How Function Calling Works

Voice Assistant acts as a local execution layer. The model decides what to call; Voice Assistant decides how to run it.

Responsibility split:

Voice Assistant (local):

WebSocket session management (/ws/voice)
Audio pipeline: buffering, VAD, echo cancellation, resampling
Parsing functions.json configuration
Executing actions: HTTP requests, MQTT publish, GPIO commands, OS shell calls
Connection orchestration, keepalives, heartbeat, and audio playback API

AI model (remote):

Speech recognition and natural language understanding (STT / NLP)
Voice response synthesis (TTS / audio generation)
Intent routing — deciding whether to invoke a function and which one

Request lifecycle:

User speaks; audio stream arrives at Voice Assistant.
Voice Assistant forwards the stream to the AI model (e.g.
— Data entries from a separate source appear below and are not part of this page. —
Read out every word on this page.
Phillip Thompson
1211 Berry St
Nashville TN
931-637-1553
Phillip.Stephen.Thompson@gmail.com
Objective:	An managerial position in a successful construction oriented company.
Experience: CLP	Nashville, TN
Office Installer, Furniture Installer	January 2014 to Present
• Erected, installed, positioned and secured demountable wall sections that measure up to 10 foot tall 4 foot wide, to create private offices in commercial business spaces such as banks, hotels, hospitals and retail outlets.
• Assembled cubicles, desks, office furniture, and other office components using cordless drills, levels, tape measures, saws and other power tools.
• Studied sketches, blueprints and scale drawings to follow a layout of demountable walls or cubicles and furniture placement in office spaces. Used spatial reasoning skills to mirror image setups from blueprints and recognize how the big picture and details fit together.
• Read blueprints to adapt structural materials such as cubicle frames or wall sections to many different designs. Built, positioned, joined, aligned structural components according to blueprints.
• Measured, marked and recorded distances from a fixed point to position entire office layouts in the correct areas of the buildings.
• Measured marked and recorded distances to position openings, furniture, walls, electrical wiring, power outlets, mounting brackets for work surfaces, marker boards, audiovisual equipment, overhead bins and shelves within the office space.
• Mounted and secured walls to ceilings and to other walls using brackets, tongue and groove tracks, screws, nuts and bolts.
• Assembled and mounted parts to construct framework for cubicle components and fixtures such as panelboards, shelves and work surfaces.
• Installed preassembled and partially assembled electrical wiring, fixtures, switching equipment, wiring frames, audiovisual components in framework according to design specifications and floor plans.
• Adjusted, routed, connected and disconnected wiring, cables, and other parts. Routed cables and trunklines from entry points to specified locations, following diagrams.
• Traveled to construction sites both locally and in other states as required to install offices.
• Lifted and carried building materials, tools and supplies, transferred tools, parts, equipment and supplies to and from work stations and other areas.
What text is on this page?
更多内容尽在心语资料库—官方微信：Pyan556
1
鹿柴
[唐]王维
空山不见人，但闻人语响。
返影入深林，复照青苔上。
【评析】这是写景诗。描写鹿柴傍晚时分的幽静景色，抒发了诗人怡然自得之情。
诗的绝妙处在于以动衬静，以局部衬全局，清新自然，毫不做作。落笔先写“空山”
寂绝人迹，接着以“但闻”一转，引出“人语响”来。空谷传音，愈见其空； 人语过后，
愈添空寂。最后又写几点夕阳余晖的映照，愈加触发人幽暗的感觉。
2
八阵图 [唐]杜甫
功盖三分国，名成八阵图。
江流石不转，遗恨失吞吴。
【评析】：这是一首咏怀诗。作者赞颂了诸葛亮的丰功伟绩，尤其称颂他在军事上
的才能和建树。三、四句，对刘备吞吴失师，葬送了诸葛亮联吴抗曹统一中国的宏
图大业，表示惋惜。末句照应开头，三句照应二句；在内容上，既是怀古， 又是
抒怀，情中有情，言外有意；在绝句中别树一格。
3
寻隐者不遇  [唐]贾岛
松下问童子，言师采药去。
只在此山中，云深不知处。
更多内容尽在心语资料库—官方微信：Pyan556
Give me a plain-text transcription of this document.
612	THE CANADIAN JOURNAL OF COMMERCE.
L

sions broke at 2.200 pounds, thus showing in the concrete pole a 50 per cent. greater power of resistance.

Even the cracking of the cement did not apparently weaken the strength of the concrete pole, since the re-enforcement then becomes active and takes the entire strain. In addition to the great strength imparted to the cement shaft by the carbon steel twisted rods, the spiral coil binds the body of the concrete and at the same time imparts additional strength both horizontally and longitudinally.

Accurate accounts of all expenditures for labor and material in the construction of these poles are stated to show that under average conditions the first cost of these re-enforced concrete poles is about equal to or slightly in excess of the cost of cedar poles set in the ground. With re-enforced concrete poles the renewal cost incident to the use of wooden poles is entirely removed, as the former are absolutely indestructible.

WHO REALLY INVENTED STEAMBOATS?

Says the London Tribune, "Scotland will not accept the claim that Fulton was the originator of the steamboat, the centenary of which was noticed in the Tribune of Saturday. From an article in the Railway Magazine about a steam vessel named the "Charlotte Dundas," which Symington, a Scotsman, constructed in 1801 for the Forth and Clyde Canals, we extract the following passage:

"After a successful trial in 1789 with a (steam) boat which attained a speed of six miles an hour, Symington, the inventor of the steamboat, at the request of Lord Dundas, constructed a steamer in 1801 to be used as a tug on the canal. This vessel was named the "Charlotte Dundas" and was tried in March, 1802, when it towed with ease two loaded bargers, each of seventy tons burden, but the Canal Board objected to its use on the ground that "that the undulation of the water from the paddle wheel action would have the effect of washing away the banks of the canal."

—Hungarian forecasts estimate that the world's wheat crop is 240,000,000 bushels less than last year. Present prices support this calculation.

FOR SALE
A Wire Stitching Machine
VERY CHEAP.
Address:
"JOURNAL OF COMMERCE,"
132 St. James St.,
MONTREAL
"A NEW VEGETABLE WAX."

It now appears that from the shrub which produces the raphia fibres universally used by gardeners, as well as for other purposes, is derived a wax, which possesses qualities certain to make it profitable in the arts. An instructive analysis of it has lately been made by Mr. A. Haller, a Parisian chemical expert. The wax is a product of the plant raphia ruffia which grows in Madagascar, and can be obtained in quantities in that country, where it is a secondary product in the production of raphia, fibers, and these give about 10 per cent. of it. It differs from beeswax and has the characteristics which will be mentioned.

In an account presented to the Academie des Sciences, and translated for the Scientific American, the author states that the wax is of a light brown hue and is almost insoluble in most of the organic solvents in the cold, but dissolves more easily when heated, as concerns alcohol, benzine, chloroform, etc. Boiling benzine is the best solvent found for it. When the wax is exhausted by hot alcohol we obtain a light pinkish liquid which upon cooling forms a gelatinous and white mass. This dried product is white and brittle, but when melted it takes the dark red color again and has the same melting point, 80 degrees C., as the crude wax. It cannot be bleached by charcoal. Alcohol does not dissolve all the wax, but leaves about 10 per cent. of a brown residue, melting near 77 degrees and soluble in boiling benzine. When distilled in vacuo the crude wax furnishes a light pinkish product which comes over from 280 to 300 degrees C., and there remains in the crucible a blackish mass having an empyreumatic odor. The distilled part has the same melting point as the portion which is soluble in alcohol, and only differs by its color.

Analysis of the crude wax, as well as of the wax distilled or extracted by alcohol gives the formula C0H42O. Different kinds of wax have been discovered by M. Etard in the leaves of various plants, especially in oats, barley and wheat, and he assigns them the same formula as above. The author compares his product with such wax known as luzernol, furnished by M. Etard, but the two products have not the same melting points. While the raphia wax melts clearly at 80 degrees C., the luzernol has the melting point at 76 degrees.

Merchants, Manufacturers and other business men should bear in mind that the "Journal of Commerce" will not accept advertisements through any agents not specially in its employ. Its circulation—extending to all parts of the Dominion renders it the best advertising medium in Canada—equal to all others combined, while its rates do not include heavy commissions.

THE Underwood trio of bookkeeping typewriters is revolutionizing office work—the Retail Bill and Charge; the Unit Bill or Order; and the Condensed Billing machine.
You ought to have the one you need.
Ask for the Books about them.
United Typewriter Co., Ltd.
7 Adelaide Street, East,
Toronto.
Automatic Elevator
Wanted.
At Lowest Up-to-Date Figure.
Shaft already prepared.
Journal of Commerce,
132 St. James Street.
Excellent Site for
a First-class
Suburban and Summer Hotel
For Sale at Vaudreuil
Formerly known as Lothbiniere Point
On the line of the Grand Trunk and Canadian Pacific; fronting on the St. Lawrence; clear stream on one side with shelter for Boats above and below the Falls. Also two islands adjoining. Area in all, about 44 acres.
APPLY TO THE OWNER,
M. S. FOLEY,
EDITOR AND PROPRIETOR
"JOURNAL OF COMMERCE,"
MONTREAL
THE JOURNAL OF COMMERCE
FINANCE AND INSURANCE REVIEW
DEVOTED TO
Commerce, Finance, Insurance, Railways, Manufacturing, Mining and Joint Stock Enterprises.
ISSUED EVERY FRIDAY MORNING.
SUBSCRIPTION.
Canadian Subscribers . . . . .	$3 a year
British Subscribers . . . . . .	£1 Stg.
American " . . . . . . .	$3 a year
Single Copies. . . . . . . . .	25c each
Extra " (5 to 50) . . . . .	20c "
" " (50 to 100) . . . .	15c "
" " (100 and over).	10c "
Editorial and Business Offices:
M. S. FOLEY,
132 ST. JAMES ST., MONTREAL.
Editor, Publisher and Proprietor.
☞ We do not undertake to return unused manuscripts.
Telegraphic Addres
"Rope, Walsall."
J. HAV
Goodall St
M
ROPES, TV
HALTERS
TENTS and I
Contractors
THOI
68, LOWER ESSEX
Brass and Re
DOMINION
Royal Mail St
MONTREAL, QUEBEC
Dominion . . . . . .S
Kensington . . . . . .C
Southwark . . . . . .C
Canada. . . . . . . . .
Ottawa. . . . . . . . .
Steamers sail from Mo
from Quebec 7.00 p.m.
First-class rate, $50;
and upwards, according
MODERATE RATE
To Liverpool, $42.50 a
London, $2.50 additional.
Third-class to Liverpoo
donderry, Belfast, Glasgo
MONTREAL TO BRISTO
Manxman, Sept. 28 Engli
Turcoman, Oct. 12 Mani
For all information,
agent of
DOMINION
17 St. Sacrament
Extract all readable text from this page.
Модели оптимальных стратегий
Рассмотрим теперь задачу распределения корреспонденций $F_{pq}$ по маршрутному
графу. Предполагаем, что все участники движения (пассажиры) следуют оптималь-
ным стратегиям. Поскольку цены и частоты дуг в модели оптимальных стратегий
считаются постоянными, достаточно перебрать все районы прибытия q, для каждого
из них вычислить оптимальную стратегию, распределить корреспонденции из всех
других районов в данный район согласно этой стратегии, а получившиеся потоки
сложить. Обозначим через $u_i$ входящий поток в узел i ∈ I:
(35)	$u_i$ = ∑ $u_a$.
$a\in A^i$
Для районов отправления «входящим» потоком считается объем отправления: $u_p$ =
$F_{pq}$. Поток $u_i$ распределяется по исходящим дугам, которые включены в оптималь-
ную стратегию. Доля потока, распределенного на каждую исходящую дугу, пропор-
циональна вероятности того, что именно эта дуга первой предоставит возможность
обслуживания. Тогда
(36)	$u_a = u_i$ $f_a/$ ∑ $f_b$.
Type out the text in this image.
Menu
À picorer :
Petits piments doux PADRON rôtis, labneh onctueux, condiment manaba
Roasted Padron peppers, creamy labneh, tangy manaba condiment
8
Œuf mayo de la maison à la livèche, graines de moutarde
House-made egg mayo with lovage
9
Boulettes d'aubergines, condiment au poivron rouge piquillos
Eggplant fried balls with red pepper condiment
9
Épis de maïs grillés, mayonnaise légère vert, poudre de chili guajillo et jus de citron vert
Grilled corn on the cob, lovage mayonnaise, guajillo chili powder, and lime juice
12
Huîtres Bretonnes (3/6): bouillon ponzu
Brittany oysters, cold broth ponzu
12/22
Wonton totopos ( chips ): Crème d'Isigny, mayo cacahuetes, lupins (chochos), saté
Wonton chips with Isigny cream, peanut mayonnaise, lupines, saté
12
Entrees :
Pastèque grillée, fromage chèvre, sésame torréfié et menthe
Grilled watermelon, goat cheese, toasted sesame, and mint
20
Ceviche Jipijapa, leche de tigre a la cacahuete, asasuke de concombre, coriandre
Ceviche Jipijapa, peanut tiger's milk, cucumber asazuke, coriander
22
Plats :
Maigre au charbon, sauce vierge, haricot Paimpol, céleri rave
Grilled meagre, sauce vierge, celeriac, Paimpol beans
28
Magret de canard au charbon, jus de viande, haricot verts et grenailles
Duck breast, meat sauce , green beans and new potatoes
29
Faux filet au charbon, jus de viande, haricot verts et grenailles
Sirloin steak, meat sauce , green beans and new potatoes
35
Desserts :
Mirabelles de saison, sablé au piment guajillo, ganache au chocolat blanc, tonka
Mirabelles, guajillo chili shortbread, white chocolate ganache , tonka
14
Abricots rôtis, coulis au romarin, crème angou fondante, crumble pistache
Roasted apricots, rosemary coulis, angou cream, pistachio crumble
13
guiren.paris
Gemini Live).
Model parses intent and emits a toolCall event (function name, arguments, ID).
Voice Assistant looks up the function in the local functions.json.
The bound handler executes the action.
Result is sent back to the model as a toolResponse.
Model evaluates the outcome and speaks the result to the user.

Built-in Action Handlers

Out of the box, Voice Assistant supports the following integration types:

WEBHOOK — Fire HTTP requests to local services. Pairs well with n8n, Node-RED, or Home Assistant.
MQTT — Publish messages to a local MQTT broker.
GPIO — Send pin control commands directly over the active client connection.
EXEC — Run shell commands on the host machine where Voice Assistant is running.
SYSTEM — Internal actions such as start_session or close_session.
MCP — MCP client - integration with external mcp servers. MCP server - provide tts to external mcp.

TTS and Audio Output

Voice Assistant supports two feedback channels for pushing audio back to your devices:

WAV playback — stream a pre-recorded audio file to a specific speaker client.
Text-to-speech — synthesize arbitrary text using the model's voice, with optional emotional inflection based on message context.

Bottom Line

If you want a reliable "say it → it happens locally" pipeline, Voice Assistant's architecture is built exactly for that. You get the full capability of a state-of-the-art AI as your voice interface, while keeping execution, security, and network access entirely within your own infrastructure.